Democracy and Popular Sovereignty

In capitalist society, it is the interests of capital that predominate, regardless of proclamations about the sovereignty of the people or of parliament.

The electoral franchise and other democratic rights are subverted by huge inequalities in wealth and power between different classes and sections of the population.  Politicians and political parties are bought or intimidated, issues and debate are distorted by the mass media, the electoral system is often rigged against small, new or left-wing parties, and elected parliaments can be marginalised or dissolved.

The European Union (EU) represents a new model whereby monopoly capital can circumvent democratic representation and accountability.  The EU parliament is elected by constituencies so large as to break any meaningful organic link between electors and representatives.  It has few powers that it would dare exercise.  The fundamental capitalist economic and political character of the EU is set in constitutional concrete.  Any real sovereignty is shared between unelected and unaccountable bodies – the Council of Ministers, the EU Commission and the European Central Bank.

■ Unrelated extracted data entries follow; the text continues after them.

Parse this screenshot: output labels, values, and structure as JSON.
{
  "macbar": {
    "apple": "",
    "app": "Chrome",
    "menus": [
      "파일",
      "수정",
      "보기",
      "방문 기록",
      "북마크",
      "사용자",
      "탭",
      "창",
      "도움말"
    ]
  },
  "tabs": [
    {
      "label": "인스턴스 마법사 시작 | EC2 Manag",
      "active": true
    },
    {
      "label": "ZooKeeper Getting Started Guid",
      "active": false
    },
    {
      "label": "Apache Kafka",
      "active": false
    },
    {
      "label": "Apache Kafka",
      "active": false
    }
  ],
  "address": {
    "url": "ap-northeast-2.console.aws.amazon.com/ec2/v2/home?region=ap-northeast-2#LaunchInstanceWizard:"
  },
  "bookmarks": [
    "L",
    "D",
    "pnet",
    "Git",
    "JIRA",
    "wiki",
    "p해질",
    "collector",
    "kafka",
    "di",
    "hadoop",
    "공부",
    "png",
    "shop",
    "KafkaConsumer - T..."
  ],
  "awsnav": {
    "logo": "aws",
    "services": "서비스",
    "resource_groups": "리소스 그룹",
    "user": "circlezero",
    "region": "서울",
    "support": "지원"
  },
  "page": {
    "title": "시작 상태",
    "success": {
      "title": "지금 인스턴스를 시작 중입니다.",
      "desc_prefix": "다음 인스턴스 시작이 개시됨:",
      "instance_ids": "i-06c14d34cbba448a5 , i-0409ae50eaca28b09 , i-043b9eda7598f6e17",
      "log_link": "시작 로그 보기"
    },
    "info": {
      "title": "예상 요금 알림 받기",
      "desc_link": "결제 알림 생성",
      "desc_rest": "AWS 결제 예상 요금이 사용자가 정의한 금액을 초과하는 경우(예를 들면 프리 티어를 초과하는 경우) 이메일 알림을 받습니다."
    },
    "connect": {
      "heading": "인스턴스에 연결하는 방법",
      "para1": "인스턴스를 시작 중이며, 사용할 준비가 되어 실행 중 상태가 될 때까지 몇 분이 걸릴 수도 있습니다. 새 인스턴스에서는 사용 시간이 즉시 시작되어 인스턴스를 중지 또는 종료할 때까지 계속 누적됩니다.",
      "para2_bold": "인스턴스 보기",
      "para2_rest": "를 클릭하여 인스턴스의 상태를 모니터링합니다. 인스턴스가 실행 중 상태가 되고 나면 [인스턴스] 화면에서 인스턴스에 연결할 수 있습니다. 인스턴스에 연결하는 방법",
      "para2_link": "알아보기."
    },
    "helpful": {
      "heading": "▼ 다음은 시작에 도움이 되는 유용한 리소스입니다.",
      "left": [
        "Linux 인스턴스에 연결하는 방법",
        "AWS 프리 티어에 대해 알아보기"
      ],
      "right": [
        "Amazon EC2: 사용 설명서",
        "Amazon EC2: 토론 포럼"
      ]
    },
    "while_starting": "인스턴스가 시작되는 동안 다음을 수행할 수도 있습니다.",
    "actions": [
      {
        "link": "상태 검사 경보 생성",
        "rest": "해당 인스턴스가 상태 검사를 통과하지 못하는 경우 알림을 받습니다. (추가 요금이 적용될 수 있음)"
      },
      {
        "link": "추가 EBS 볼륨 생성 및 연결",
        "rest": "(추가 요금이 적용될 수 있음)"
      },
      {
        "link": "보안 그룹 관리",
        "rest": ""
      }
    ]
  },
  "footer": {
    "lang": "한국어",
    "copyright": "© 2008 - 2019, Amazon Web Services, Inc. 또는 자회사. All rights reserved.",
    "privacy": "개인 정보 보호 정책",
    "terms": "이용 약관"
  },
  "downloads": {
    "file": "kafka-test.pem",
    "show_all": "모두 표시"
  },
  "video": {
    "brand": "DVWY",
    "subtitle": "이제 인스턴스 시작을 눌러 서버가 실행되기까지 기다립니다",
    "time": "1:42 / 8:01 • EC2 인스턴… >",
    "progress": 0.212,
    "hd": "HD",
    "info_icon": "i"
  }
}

The essence of popular sovereignty, on the other hand, is that the democratic will of the people should prevail over the vested interests of a powerful minority and their state apparatus.  This revolutionary concept originates in the English Revolution, with the Levellers and the soldiers’ parliament, and in the French Revolution with its constituent assembly and constitution.  It was also seen in the Paris Commune of 1871, in the workers’, peasants’ and soldiers’ soviets (councils) of the 1905 and 1917 Russian revolutions, and in all mass movements against exploitation and oppression.

In Britain today, for example, the struggle to exert popular sovereignty can be seen in the mass movement against imperialist war, in progressive campaigns against EU power and in local broad-based campaigns to defend jobs and public services.  But popular sovereignty will only prevail when state power is taken out of the hands of the capitalist class by the working class and its allies, whose interests represent those of the people and society as a whole.

This lays the basis for the active involvement of the people in all aspects of decision-making.  Such mass participation is the surest guarantee that democratic rights will be enormously more extensive and more real in a socialist society, free from the distortions of monopoly capital’s wealth and power.